Today, this biodiversity is threatened by global climate change and other human activities. For example, a major emerging threat is the planned construction of headwater dams that will sever the transfer of nutrients from the Andes to the Amazon and impact the productivity and diversity of its forests and waterways. Thus, more than ever, there is a need for better understanding of the factors that foster the evolution and maintenance of biodiversity. The project is an interdisciplinary effort that unites scientists from both North and South America.

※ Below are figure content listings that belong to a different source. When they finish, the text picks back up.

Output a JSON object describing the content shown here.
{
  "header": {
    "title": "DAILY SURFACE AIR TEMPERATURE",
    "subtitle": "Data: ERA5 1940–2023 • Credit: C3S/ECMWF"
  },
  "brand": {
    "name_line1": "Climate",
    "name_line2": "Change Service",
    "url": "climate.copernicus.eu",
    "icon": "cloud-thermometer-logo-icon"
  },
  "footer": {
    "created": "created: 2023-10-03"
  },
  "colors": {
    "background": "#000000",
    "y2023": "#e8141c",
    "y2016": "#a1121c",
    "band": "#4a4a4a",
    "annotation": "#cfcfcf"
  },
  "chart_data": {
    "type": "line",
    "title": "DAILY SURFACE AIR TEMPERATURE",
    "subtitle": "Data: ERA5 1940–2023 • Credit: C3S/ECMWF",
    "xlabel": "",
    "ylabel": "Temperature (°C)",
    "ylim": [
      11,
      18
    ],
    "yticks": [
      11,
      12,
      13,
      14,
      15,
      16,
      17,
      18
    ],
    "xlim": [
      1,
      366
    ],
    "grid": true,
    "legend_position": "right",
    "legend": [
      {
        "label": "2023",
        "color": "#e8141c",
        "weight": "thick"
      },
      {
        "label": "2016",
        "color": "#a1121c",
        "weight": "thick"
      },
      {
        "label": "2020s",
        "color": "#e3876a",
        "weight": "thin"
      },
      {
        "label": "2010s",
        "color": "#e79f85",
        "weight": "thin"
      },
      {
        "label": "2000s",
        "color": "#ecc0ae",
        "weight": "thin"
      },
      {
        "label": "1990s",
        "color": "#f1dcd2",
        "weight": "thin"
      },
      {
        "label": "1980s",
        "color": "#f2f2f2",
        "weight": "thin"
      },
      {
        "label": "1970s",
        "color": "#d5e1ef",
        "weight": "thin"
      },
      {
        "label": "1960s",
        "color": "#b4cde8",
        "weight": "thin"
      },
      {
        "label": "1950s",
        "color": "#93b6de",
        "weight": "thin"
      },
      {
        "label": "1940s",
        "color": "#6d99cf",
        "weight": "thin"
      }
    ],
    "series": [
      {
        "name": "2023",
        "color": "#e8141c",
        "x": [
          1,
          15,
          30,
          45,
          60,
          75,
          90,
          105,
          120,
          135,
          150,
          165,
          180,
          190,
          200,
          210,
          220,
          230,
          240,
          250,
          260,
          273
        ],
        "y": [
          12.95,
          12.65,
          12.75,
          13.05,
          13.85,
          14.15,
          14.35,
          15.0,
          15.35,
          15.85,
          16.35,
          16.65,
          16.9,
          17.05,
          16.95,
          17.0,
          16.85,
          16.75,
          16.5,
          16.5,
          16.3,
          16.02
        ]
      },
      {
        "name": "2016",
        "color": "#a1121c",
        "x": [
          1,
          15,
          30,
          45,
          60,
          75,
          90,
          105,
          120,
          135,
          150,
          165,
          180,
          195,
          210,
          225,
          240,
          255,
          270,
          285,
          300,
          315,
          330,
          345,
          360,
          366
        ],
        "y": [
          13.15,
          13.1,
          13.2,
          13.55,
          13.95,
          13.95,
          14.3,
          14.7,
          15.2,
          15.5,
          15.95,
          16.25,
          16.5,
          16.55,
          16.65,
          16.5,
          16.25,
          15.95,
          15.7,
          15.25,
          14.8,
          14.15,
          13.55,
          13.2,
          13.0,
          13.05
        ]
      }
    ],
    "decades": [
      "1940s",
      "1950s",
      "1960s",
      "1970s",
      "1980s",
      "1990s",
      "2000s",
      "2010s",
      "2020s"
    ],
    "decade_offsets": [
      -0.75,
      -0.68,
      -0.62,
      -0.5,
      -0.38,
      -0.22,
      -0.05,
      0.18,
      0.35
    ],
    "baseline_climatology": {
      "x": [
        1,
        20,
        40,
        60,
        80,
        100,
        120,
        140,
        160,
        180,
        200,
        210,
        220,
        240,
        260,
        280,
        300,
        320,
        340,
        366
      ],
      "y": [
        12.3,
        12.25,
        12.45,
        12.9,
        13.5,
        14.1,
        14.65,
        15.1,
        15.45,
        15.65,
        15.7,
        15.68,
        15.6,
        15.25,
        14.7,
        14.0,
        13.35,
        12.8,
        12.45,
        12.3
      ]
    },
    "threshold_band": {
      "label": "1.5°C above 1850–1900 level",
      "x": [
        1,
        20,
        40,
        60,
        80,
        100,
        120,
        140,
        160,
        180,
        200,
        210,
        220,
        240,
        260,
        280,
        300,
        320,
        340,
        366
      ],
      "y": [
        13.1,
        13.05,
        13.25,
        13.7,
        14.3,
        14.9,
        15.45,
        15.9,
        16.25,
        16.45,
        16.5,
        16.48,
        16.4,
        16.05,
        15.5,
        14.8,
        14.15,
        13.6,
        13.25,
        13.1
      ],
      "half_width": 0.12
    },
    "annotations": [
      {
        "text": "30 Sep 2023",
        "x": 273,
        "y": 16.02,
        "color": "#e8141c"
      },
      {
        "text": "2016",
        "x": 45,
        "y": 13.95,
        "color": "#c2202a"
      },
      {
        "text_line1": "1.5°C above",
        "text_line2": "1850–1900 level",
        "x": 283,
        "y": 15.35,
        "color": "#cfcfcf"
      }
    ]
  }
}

Before it is possible to quantify relationships between extrinsic forcings (e.g. climate, tectonics, hydrology) and the observed distribution of species through time, it is first necessary to generate accurately dated histories of the underlying geologic and climatic processes and to explore the governing rules for how environment influences diversity. The interdisciplinary team will undertake new detailed field and laboratory investigations of key aspects of the system components of the linked Andes-Amazon system. Dick and Smith will study the molecular genetics of woody plant taxa carefully chosen to test several fundamental hypotheses about the role of uplift and climate in generation of diversity.
The ultimate goal is to understand the role of environment and environmental history in genetic differentiation of populations and the origins of new species. By deciphering how environment affects biodiversity and, conversely, how genetic sequences of plant species encode the history of the physical environment, it is envisioned that molecular phylogenetics will inform geological history, much like paleontology informs stratigraphic and paleoenvironmental interpretation, and a new field of "geo-genomics" will emerge.
The five year grant began September 1, 2013. The grant is sponsored by Duke University. Miles Silman, a Wake Forest University professor of biology, is a collaborator on the plant phylogenetics component.